1.12.21

Os russos não bebem vodka e outras falácias que tais

Ólafur Arnalds, “The Final Chapter”, in https://www.youtube.com/watch?v=rUL04sHIVhI

Os sinos repicam e não é por haver finados. Repicam como uma homenagem ao avesso à desonestidade intelectual. Alguém disse: “eu não gosto de discussões, porque há muitas falácias a contaminá-las à partida.” Se as pedras se retirassem e ficasse apenas o estuque, tudo seria candidato à próxima ruína. Em vez disso, aperaltados trovadores da retórica emprestam-se ao prémio da estultícia dominante. Do gongórico matraquear da palavra não se extrai o merecimento de causa, tantas vezes os argumentos se enredam em solilóquios que são a melhor maquilhagem para a honestidade em desuso.

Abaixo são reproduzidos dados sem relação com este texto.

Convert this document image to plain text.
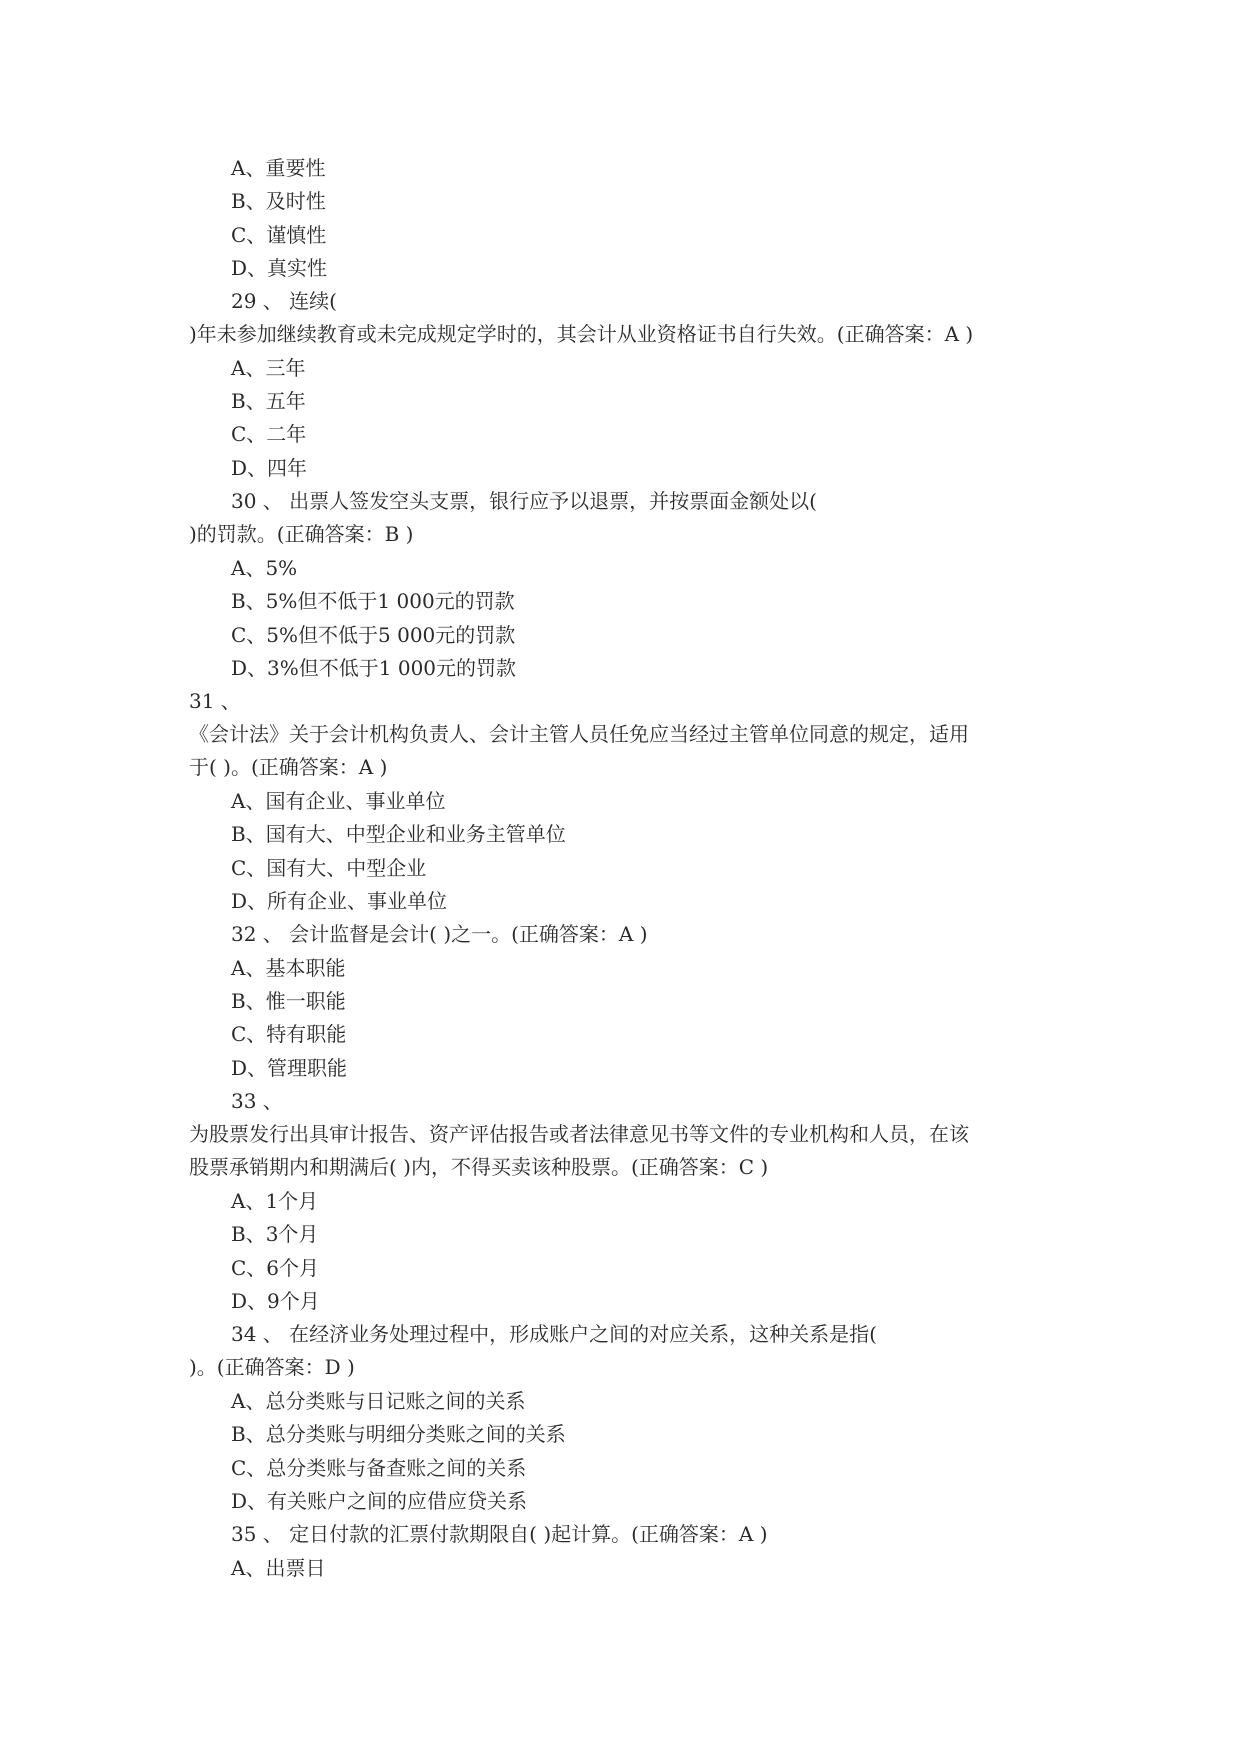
A、重要性

B、及时性

C、谨慎性

D、真实性

29 、 连续(

)年未参加继续教育或未完成规定学时的，其会计从业资格证书自行失效。(正确答案：A )

A、三年

B、五年

C、二年

D、四年

30 、 出票人签发空头支票，银行应予以退票，并按票面金额处以(

)的罚款。(正确答案：B )

A、5%

B、5%但不低于1 000元的罚款

C、5%但不低于5 000元的罚款

D、3%但不低于1 000元的罚款

31 、

《会计法》关于会计机构负责人、会计主管人员任免应当经过主管单位同意的规定，适用

于( )。(正确答案：A )

A、国有企业、事业单位

B、国有大、中型企业和业务主管单位

C、国有大、中型企业

D、所有企业、事业单位

32 、 会计监督是会计( )之一。(正确答案：A )

A、基本职能

B、惟一职能

C、特有职能

D、管理职能

33 、

为股票发行出具审计报告、资产评估报告或者法律意见书等文件的专业机构和人员，在该

股票承销期内和期满后( )内，不得买卖该种股票。(正确答案：C )

A、1个月

B、3个月

C、6个月

D、9个月

34 、 在经济业务处理过程中，形成账户之间的对应关系，这种关系是指(

)。(正确答案：D )

A、总分类账与日记账之间的关系

B、总分类账与明细分类账之间的关系

C、总分类账与备查账之间的关系

D、有关账户之间的应借应贷关系

35 、 定日付款的汇票付款期限自( )起计算。(正确答案：A )

A、出票日
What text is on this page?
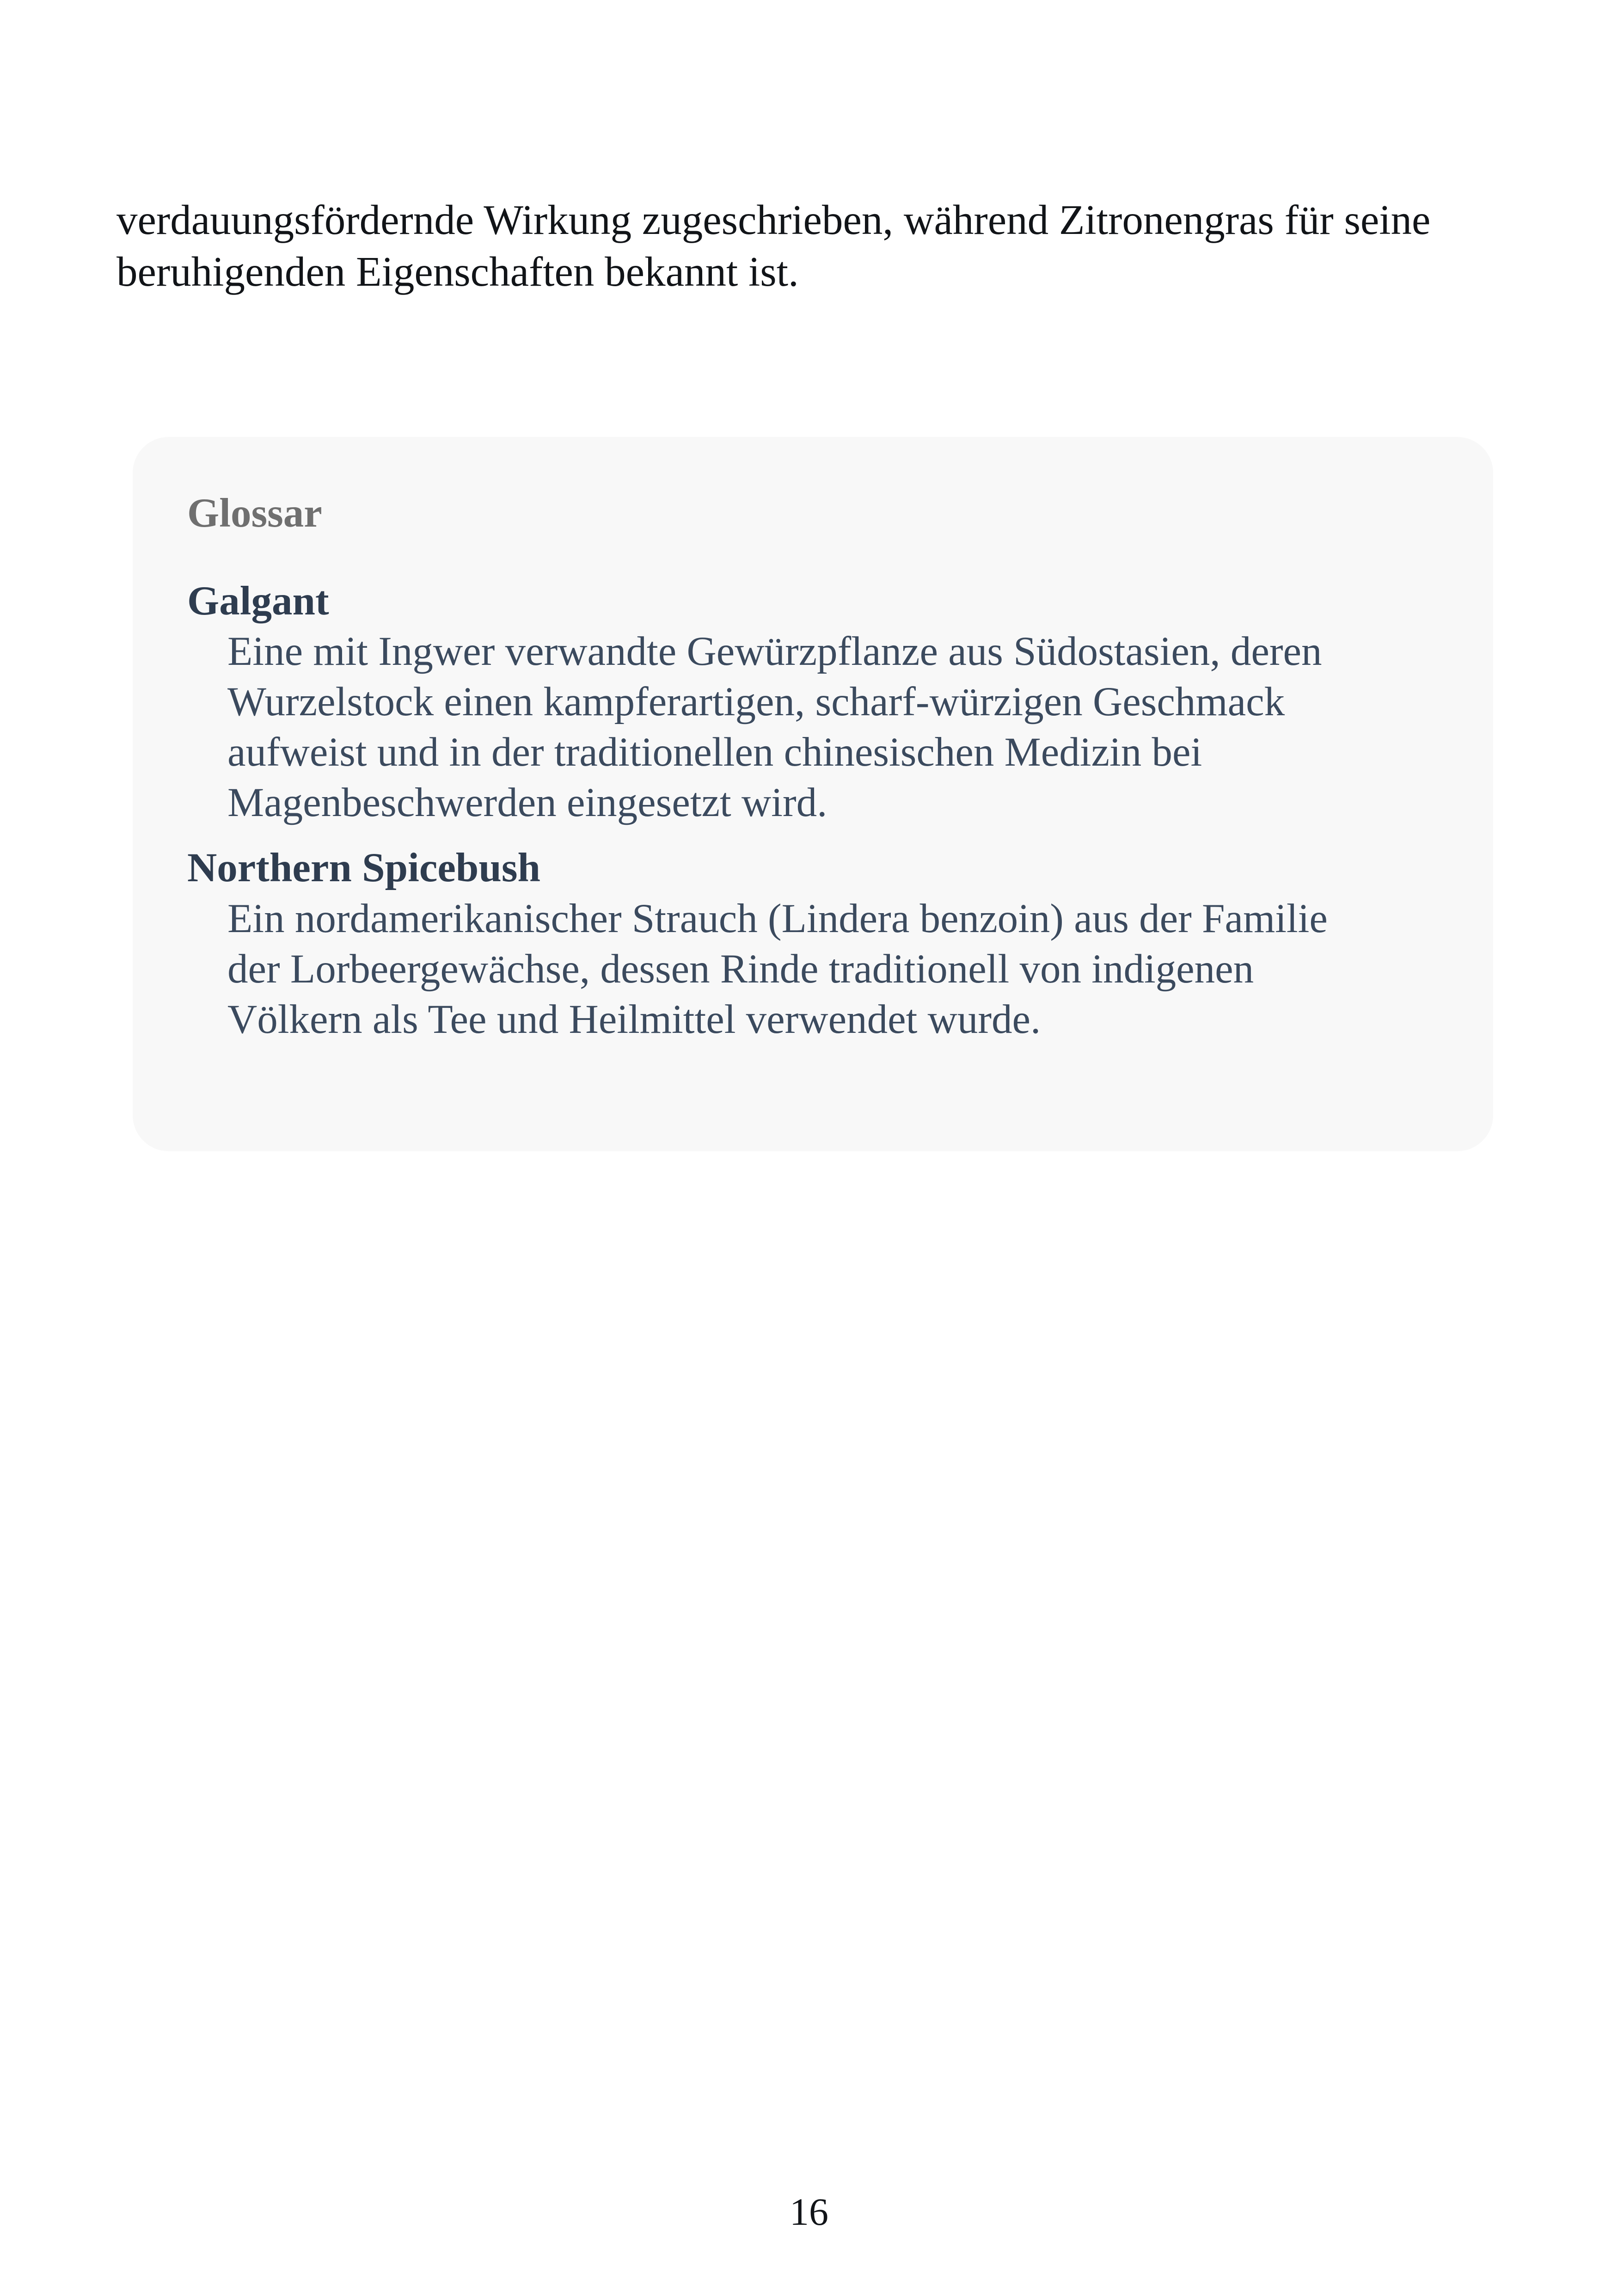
verdauungsfördernde Wirkung zugeschrieben, während Zitronengras für seine
beruhigenden Eigenschaften bekannt ist.

Glossar
Galgant

Eine mit Ingwer verwandte Gewürzpflanze aus Südostasien, deren
Wurzelstock einen kampferartigen, scharf-würzigen Geschmack
aufweist und in der traditionellen chinesischen Medizin bei
Magenbeschwerden eingesetzt wird.

Northern Spicebush

Ein nordamerikanischer Strauch (Lindera benzoin) aus der Familie
der Lorbeergewächse, dessen Rinde traditionell von indigenen
Völkern als Tee und Heilmittel verwendet wurde.

16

Talvez seja melhor evitar as discussões. Sobretudo com aqueles que estão fadados para as vencer – como se entrar numa discussão fosse o mote para a levar de vencida. Tal seja o arquétipo, é condição prévia de um festival de distorcidos pressupostos. Quantas não são as ocasiões em que a discussão é previamente formatada por pressupostos alfaiate, aqueles que se preconcebem com o propósito não escondido de conduzir a discussão até ao pessoal triunfo? Como se tivéssemos de acreditar que os russos não bebem vodka como os árabes não ingerem carne de porco, só porque a imagem dos russos a recusarem vodka é condição de base para provar que eles são gordos (regra geral) por terem deixado de consumir vodka. A verificação empírica desmentiria o argumento e, acima de tudo, o pressuposto. Mas a Rússia continua a ser um lugar longínquo, não escrutinado pela observação direta do observador. É quando a mentira ganha terreno fértil.

Se somos pássaros, ao menos que nos seja concedida a graça de voarmos desagrilhoados, como é típico dos pássaros que não vivem em cativeiro. Os que se encerram em propositadas falácias querem engaiolar os outros que deles divergem. Não percebem que mostram, e antes dos demais, que são aves privadas de liberdade. A adulteração dos termos de uma discussão “só porque” é preciso levá-la de vencido é como passar um cheque em branco aos argumentos que se esgrimem sob a batuta do aleatório. Os seus fautores são pássaros enjaulados, reféns da sua própria indigência.

É mais importante ensinar nas escolas como devem os petizes proceder para não capitular perante as falácias que os seduzem. Mais importante do que a continuação da propaganda serodiamente nacionalista que narra as proezas de uma gesta inteira que, na fórmula oficial, deu a conhecer novos mundos ao mundo. Para que a História não seja um pedaço de falácia.